Anne FitzPatrick, Countess of Upper Ossory
Anne FitzPatrick, Countess of Upper Ossory, formerly Anne FitzRoy, Duchess of Grafton, was an English noblewoman and the first wife of Augustus Henry FitzRoy, 3rd Duke of Grafton. Grafton divorced her while serving as prime minister and while he was publicly engaging in an affair with Anne Parsons.
She was a noted correspondent of Horace Walpole. In 1761, FitzPatrick sent a silhouette that Jean Huber had created of her and her daughter to Walpole. This letter was to be the start of a correspondence of 455 letters between herself and Walpole. In a letter to Horace Mann, Walpole wrote that Anne was "not a regular beauty, but one of the finest women you ever saw, and with more dignity and address. She is one of our first great ladies."
Early life
Anne Liddell was born in 1736 in Derby, the only child of Sir Henry Liddell, a coal magnate, and his wife, Anne. Her grandfather Sir Peter Delmé, Lord Mayor of London, was the son of French Huguenot exiles.Her father was created Baron Ravensworth in 1747.

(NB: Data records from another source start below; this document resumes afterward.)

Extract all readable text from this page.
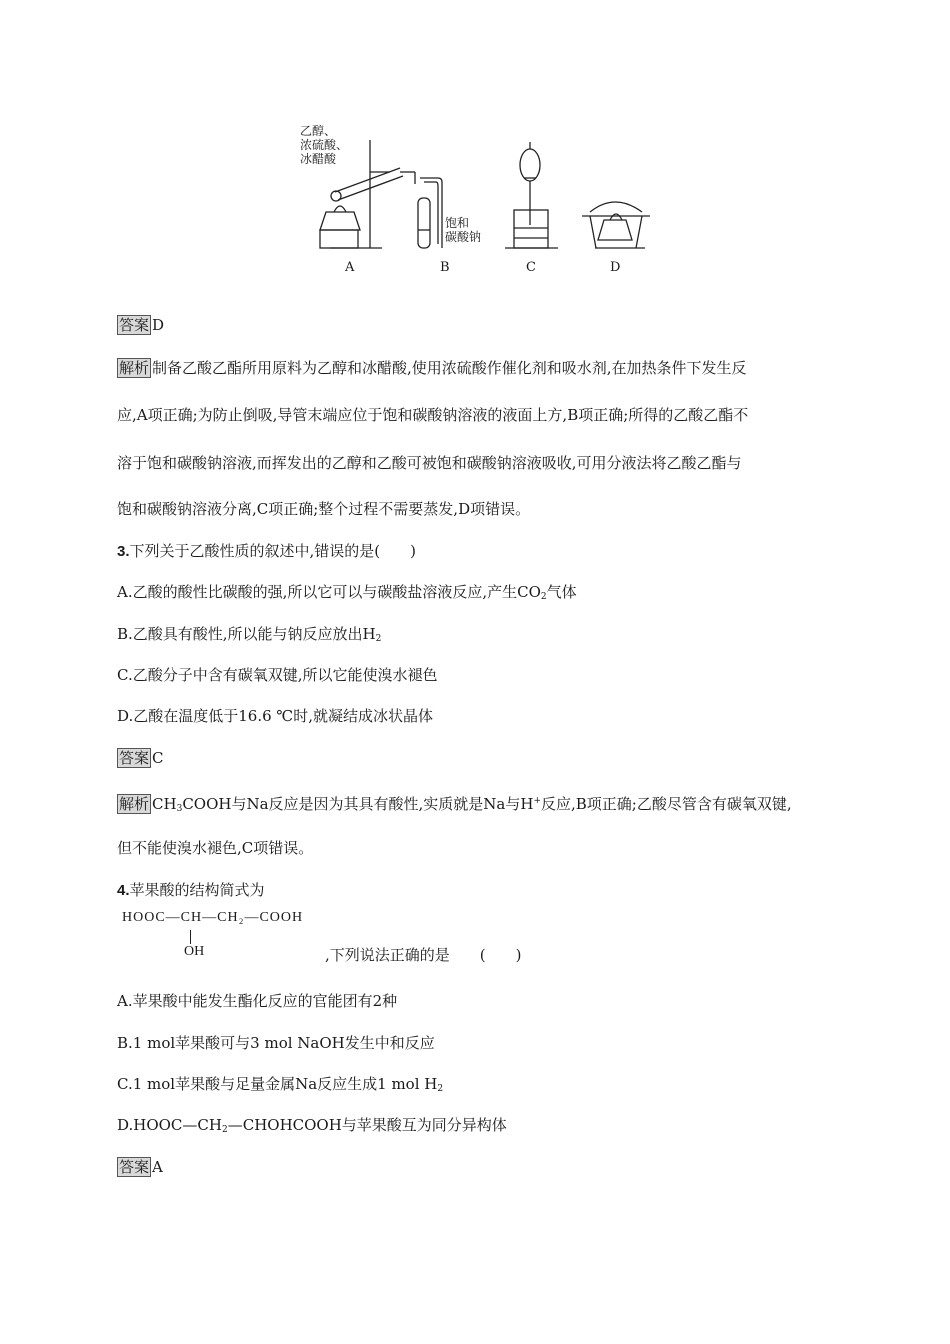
乙醇、
浓硫酸、
冰醋酸
饱和
碳酸钠
A	B	C	D
答案 D
解析 制备乙酸乙酯所用原料为乙醇和冰醋酸,使用浓硫酸作催化剂和吸水剂,在加热条件下发生反
应,A项正确;为防止倒吸,导管末端应位于饱和碳酸钠溶液的液面上方,B项正确;所得的乙酸乙酯不
溶于饱和碳酸钠溶液,而挥发出的乙醇和乙酸可被饱和碳酸钠溶液吸收,可用分液法将乙酸乙酯与
饱和碳酸钠溶液分离,C项正确;整个过程不需要蒸发,D项错误。
3.下列关于乙酸性质的叙述中,错误的是(　　)
A.乙酸的酸性比碳酸的强,所以它可以与碳酸盐溶液反应,产生$CO_2$气体
B.乙酸具有酸性,所以能与钠反应放出$H_2$
C.乙酸分子中含有碳氧双键,所以它能使溴水褪色
D.乙酸在温度低于16.6 ℃时,就凝结成冰状晶体
答案 C
解析 $CH_3COOH$与Na反应是因为其具有酸性,实质就是Na与H+反应,B项正确;乙酸尽管含有碳氧双键,
但不能使溴水褪色,C项错误。
4.苹果酸的结构简式为
HOOC—CH—CH₂—COOH
OH	,下列说法正确的是　　(　　)
A.苹果酸中能发生酯化反应的官能团有2种
B.1 mol苹果酸可与3 mol NaOH发生中和反应
C.1 mol苹果酸与足量金属Na反应生成1 mol $H_2$
$D.HOOC—CH_2—CHOHCOOH$与苹果酸互为同分异构体
答案 A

Marriage to the Duke of Grafton
On 29 January 1756, Anne married Augustus Henry FitzRoy, Earl of Euston, at her father's house in St James's Square, by special licence of the Archbishop of Canterbury, as she was 18 and considered a minor. The marriage was witnessed by Lord Ravensworth and Francis Seymour-Conway, 1st Earl of Hertford.The following year he succeeded as the 3rd Duke of Grafton. Together they had three children:
- Lady Georgiana FitzRoy, who married John Smyth on 4 June 1778, and had issue
- George Henry FitzRoy, 4th Duke of Grafton, who married Lady Charlotte Maria Waldegrave, on 16 November 1784, and had issue
- General Lord Charles FitzRoy, who married, firstly, Frances Mundy on 20 June 1795, and had one son; he married, secondly, Lady Frances Stewart on 10 March 1799 and had three children. His sons Sir Charles FitzRoy, Governor of New South Wales, and Vice-Admiral Robert FitzRoy, a hydrographer, were notable for their achievements.
In 1766, Walpole introduced her to an Anglo-Irish peer he had met in Paris, John FitzPatrick, 2nd Earl of Upper Ossory, whom he called "one of the prosperest and most amiable young men I ever knew". The Duchess gave birth to a daughter by Ossory in August 1768.
Meanwhile, the Duke was gradually assuming control of the government during Earl of Chatham's illness and death, and in October 1768 he effectively became the first Prime Minister, as Head of Ministry. He sued her for adultery and their marriage was dissolved by Act of Parliament, passed 23 March 1769.
On 24 June 1769, Grafton married Elizabeth Wrottesley. Elizabeth was ironically Ossory's cousin, the daughter of his aunt Lady Mary Leveson-Gower and Sir Richard Wrottesley, 7th Baronet, the Dean of Worcester.
Later life
Within days of her marriage to Grafton being dissolved, Anne married Ossory at a Kingston church in Surrey.Though the marriage legitimised their daughter, the Ossorys still found themselves exiled from much of London's social scene, as divorced women were not allowed at the Royal Court of George III. Additionally, Grafton was now the most powerful man in Westminster, even flaunting his mistress in public before Charlotte of Mecklenburg-Strelitz at the Royal Opera House.
She withdrew to the Fitzpatrick estate at Ampthill Park in Bedfordshire, where she busied herself raising her daughter and writing letters. In the first year of their marriage, Charles Douglas, 3rd Duke of Queensberry visited Ampthill wrote George Selwyn that the Ossorys "live but a dull life, and there must be a great deal of love on both sides not to tire".
At her encouragement, Ossory withdrew from politics and his regiment. She busied herself with her children and writing letters, corresponding mainly with Walpole, Selwyn, and her sister-in-law Mary Fox, Baroness Holland. "I can write to you about nothing but the first notes of the blackbirds, and the first opening of the buds, which are very interesting to me, but not very amusing at second hand" she wrote Walpole.
When Lady Holland died four years after her husband, Stephen Fox, 2nd Baron Holland, their two young children, Hon. Caroline Fox and Henry Vassall-Fox, 3rd Baron Holland were raised at Ampthill with the Fitzpatrick children under the guardianship of the Ossorys.
The Ossorys had three daughters, two surviving:
- Lady Anne Fitzpatrick, died unmarried
- Lady Mary Fitzpatrick, died in infancy
- Lady Gertrude Fitzpatrick, died unmarried
After her death, Ossory had three more children with a mistress named Elizabeth Wilson. He died in 1818.